24 Jun 2024 | Sean Welleck, Amanda Bertsch, Matthew Finlayson, Hailey Schoelkopf, Alex Xie, Graham Neubig, Ilia Kulikov, Zaid Harchaoui
This survey explores inference-time algorithms for large language models (LLMs), focusing on three areas: token-level generation algorithms, meta-generation algorithms, and efficient generation. Token-level generation algorithms, often called decoding algorithms, operate by sampling one token at a time or constructing a token-level search space. These methods typically assume access to a language model's logits, next-token distributions, or probability scores. Meta-generation algorithms work on partial or full sequences, incorporating domain knowledge, enabling backtracking, and integrating external information. Efficient generation methods aim to reduce token costs and improve the speed of generation.
The survey unifies perspectives from three research communities: traditional natural language processing, modern LLMs, and machine learning systems. It presents a mathematical formalism that includes both classical generation algorithms and modern meta-generators. This unified view is particularly important as the field expands, providing insights into the historical context of generation algorithms and major algorithmic patterns.
Token-level generation algorithms include greedy decoding, beam search, and various sampling methods like nucleus sampling and temperature sampling. These methods aim to generate sequences by maximizing a score or sampling from a distribution. Meta-generation algorithms use multiple calls to generation algorithms with control flow and external information to produce text. Efficient generation methods focus on reducing token costs and improving generation speed, often leveraging ideas from machine learning systems.
The survey discusses the importance of efficient generation, especially as LLMs are integrated into algorithms that call models many times.

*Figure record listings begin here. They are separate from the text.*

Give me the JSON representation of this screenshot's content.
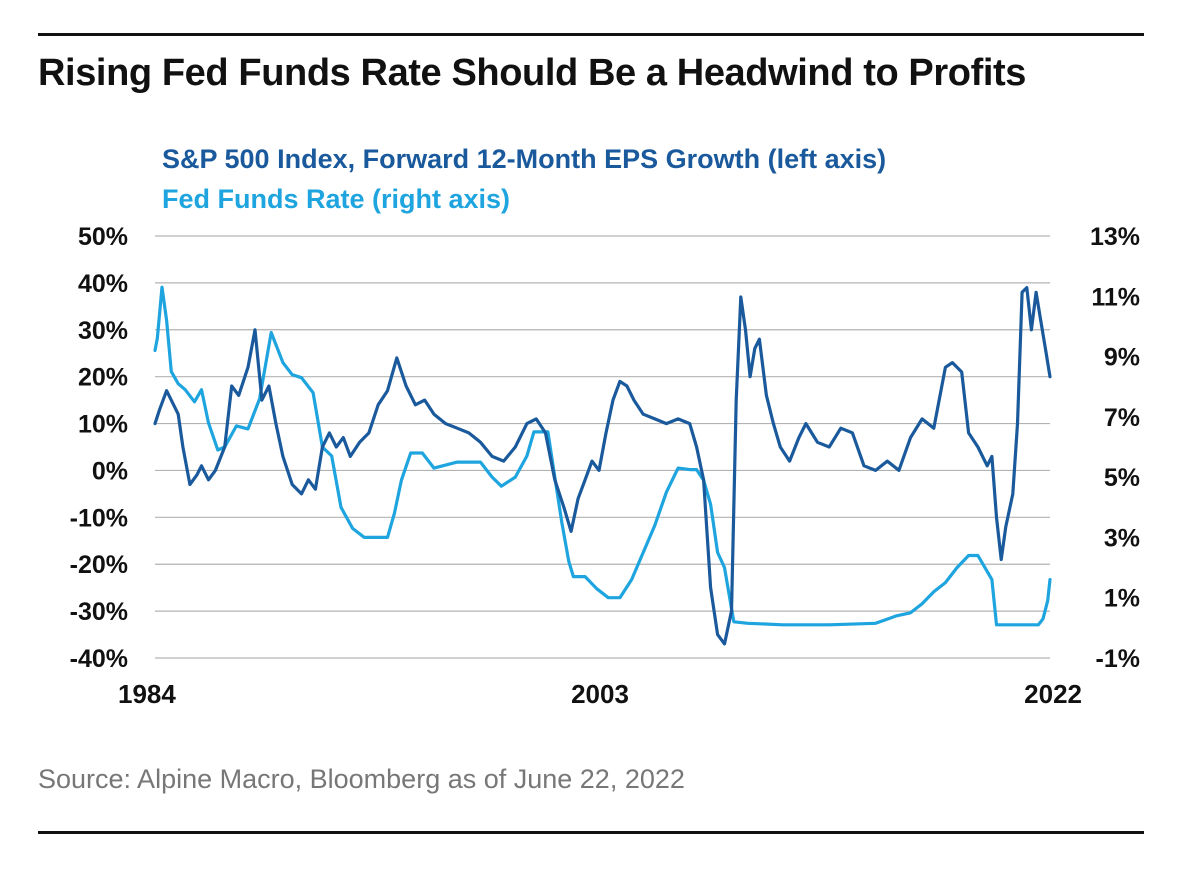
{
  "title": "Rising Fed Funds Rate Should Be a Headwind to Profits",
  "source": "Source: Alpine Macro, Bloomberg as of June 22, 2022",
  "colors": {
    "eps": "#1a5a9c",
    "fed": "#1ea4de",
    "grid": "#b3b3b3",
    "text": "#111111"
  },
  "chart_data": {
    "type": "line",
    "title": "",
    "x_ticks": [
      "1984",
      "2003",
      "2022"
    ],
    "xlim": [
      1984,
      2022.5
    ],
    "left_axis": {
      "ylim": [
        -40,
        50
      ],
      "ticks": [
        50,
        40,
        30,
        20,
        10,
        0,
        -10,
        -20,
        -30,
        -40
      ],
      "tick_labels": [
        "50%",
        "40%",
        "30%",
        "20%",
        "10%",
        "0%",
        "-10%",
        "-20%",
        "-30%",
        "-40%"
      ]
    },
    "right_axis": {
      "ylim": [
        -1,
        13
      ],
      "ticks": [
        13,
        11,
        9,
        7,
        5,
        3,
        1,
        -1
      ],
      "tick_labels": [
        "13%",
        "11%",
        "9%",
        "7%",
        "5%",
        "3%",
        "1%",
        "-1%"
      ]
    },
    "series": [
      {
        "name": "S&P 500 Index, Forward 12-Month EPS Growth (left axis)",
        "axis": "left",
        "x": [
          1984.0,
          1984.2,
          1984.5,
          1984.8,
          1985.0,
          1985.2,
          1985.5,
          1985.8,
          1986.0,
          1986.3,
          1986.6,
          1987.0,
          1987.3,
          1987.6,
          1988.0,
          1988.3,
          1988.6,
          1988.9,
          1989.2,
          1989.5,
          1989.9,
          1990.3,
          1990.6,
          1990.9,
          1991.2,
          1991.5,
          1991.8,
          1992.1,
          1992.4,
          1992.8,
          1993.2,
          1993.6,
          1994.0,
          1994.4,
          1994.8,
          1995.2,
          1995.6,
          1996.0,
          1996.5,
          1997.0,
          1997.5,
          1998.0,
          1998.5,
          1999.0,
          1999.5,
          2000.0,
          2000.4,
          2000.8,
          2001.2,
          2001.6,
          2001.9,
          2002.2,
          2002.5,
          2002.8,
          2003.1,
          2003.4,
          2003.7,
          2004.0,
          2004.3,
          2004.6,
          2005.0,
          2005.5,
          2006.0,
          2006.5,
          2007.0,
          2007.3,
          2007.6,
          2007.9,
          2008.2,
          2008.5,
          2008.8,
          2009.0,
          2009.2,
          2009.4,
          2009.6,
          2009.8,
          2010.0,
          2010.3,
          2010.6,
          2010.9,
          2011.3,
          2011.7,
          2012.0,
          2012.5,
          2013.0,
          2013.5,
          2014.0,
          2014.5,
          2015.0,
          2015.5,
          2016.0,
          2016.5,
          2017.0,
          2017.5,
          2018.0,
          2018.3,
          2018.7,
          2019.0,
          2019.4,
          2019.8,
          2020.0,
          2020.2,
          2020.4,
          2020.6,
          2020.9,
          2021.1,
          2021.3,
          2021.5,
          2021.7,
          2021.9,
          2022.1,
          2022.3,
          2022.5
        ],
        "values": [
          10,
          13,
          17,
          14,
          12,
          5,
          -3,
          -1,
          1,
          -2,
          0,
          5,
          18,
          16,
          22,
          30,
          15,
          18,
          10,
          3,
          -3,
          -5,
          -2,
          -4,
          5,
          8,
          5,
          7,
          3,
          6,
          8,
          14,
          17,
          24,
          18,
          14,
          15,
          12,
          10,
          9,
          8,
          6,
          3,
          2,
          5,
          10,
          11,
          8,
          -2,
          -8,
          -13,
          -6,
          -2,
          2,
          0,
          8,
          15,
          19,
          18,
          15,
          12,
          11,
          10,
          11,
          10,
          5,
          -2,
          -25,
          -35,
          -37,
          -30,
          15,
          37,
          30,
          20,
          26,
          28,
          16,
          10,
          5,
          2,
          7,
          10,
          6,
          5,
          9,
          8,
          1,
          0,
          2,
          0,
          7,
          11,
          9,
          22,
          23,
          21,
          8,
          5,
          1,
          3,
          -10,
          -19,
          -12,
          -5,
          10,
          38,
          39,
          30,
          38,
          32,
          26,
          20
        ]
      },
      {
        "name": "Fed Funds Rate (right axis)",
        "axis": "right",
        "x": [
          1984.0,
          1984.1,
          1984.3,
          1984.5,
          1984.7,
          1985.0,
          1985.3,
          1985.7,
          1986.0,
          1986.3,
          1986.7,
          1987.0,
          1987.5,
          1988.0,
          1988.5,
          1989.0,
          1989.5,
          1989.9,
          1990.3,
          1990.8,
          1991.2,
          1991.6,
          1992.0,
          1992.5,
          1993.0,
          1993.5,
          1994.0,
          1994.3,
          1994.6,
          1995.0,
          1995.5,
          1996.0,
          1997.0,
          1998.0,
          1998.5,
          1998.9,
          1999.5,
          2000.0,
          2000.3,
          2000.6,
          2000.9,
          2001.2,
          2001.5,
          2001.8,
          2002.0,
          2002.5,
          2003.0,
          2003.5,
          2004.0,
          2004.5,
          2005.0,
          2005.5,
          2006.0,
          2006.5,
          2007.0,
          2007.3,
          2007.6,
          2007.9,
          2008.2,
          2008.5,
          2008.9,
          2009.5,
          2011.0,
          2013.0,
          2015.0,
          2015.9,
          2016.5,
          2017.0,
          2017.5,
          2018.0,
          2018.5,
          2019.0,
          2019.4,
          2019.7,
          2020.0,
          2020.2,
          2020.5,
          2021.0,
          2021.5,
          2022.0,
          2022.2,
          2022.4,
          2022.5
        ],
        "values": [
          9.2,
          9.6,
          11.3,
          10.2,
          8.5,
          8.1,
          7.9,
          7.5,
          7.9,
          6.8,
          5.9,
          6.0,
          6.7,
          6.6,
          7.6,
          9.8,
          8.8,
          8.4,
          8.3,
          7.8,
          6.0,
          5.7,
          4.0,
          3.3,
          3.0,
          3.0,
          3.0,
          3.8,
          4.9,
          5.8,
          5.8,
          5.3,
          5.5,
          5.5,
          5.0,
          4.7,
          5.0,
          5.7,
          6.5,
          6.5,
          6.5,
          5.0,
          3.5,
          2.2,
          1.7,
          1.7,
          1.3,
          1.0,
          1.0,
          1.6,
          2.5,
          3.4,
          4.5,
          5.3,
          5.25,
          5.25,
          4.9,
          4.1,
          2.5,
          2.0,
          0.2,
          0.15,
          0.1,
          0.1,
          0.15,
          0.4,
          0.5,
          0.8,
          1.2,
          1.5,
          2.0,
          2.4,
          2.4,
          2.0,
          1.6,
          0.1,
          0.1,
          0.1,
          0.1,
          0.1,
          0.3,
          0.9,
          1.6
        ]
      }
    ]
  }
}
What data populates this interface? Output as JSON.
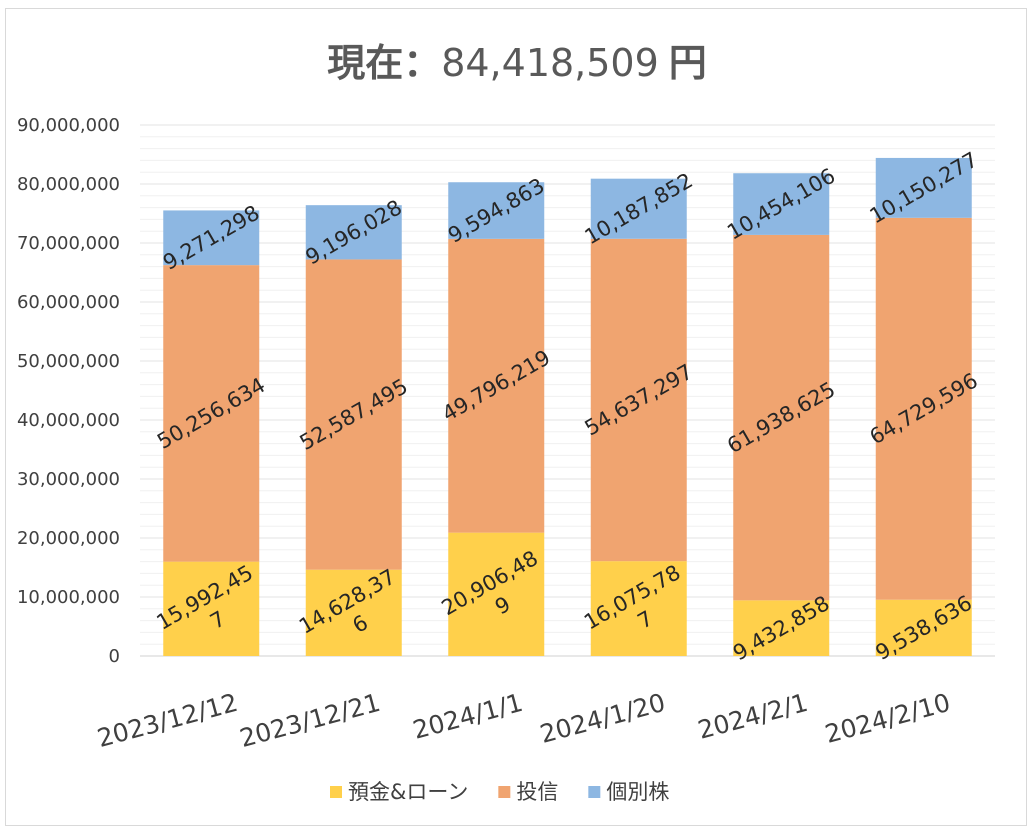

It covers various techniques for making generation fast and cost-effective, including methods that speed up generation from a systems perspective. The survey also addresses the trade-off between diversity and coherence in generation, and how different algorithms can balance these aspects.
Overall, the survey provides a comprehensive overview of inference-time algorithms for LLMs, highlighting the importance of these methods in improving the performance and efficiency of language models. It emphasizes the need for further research on inference-time approaches to enhance the capabilities of LLMs in various applications.This survey explores inference-time algorithms for large language models (LLMs), focusing on three areas: token-level generation algorithms, meta-generation algorithms, and efficient generation. Token-level generation algorithms, often called decoding algorithms, operate by sampling one token at a time or constructing a token-level search space. These methods typically assume access to a language model's logits, next-token distributions, or probability scores. Meta-generation algorithms work on partial or full sequences, incorporating domain knowledge, enabling backtracking, and integrating external information. Efficient generation methods aim to reduce token costs and improve the speed of generation.
The survey unifies perspectives from three research communities: traditional natural language processing, modern LLMs, and machine learning systems. It presents a mathematical formalism that includes both classical generation algorithms and modern meta-generators. This unified view is particularly important as the field expands, providing insights into the historical context of generation algorithms and major algorithmic patterns.
Token-level generation algorithms include greedy decoding, beam search, and various sampling methods like nucleus sampling and temperature sampling. These methods aim to generate sequences by maximizing a score or sampling from a distribution. Meta-generation algorithms use multiple calls to generation algorithms with control flow and external information to produce text. Efficient generation methods focus on reducing token costs and improving generation speed, often leveraging ideas from machine learning systems.
The survey discusses the importance of efficient generation, especially as LLMs are integrated into algorithms that call models many times. It covers various techniques for making generation fast and cost-effective, including methods that speed up generation from a systems perspective. The survey also addresses the trade-off between diversity and coherence in generation, and how different algorithms can balance these aspects.
Overall, the survey provides a comprehensive overview of inference-time algorithms for LLMs, highlighting the importance of these methods in improving the performance and efficiency of language models. It emphasizes the need for further research on inference-time approaches to enhance the capabilities of LLMs in various applications.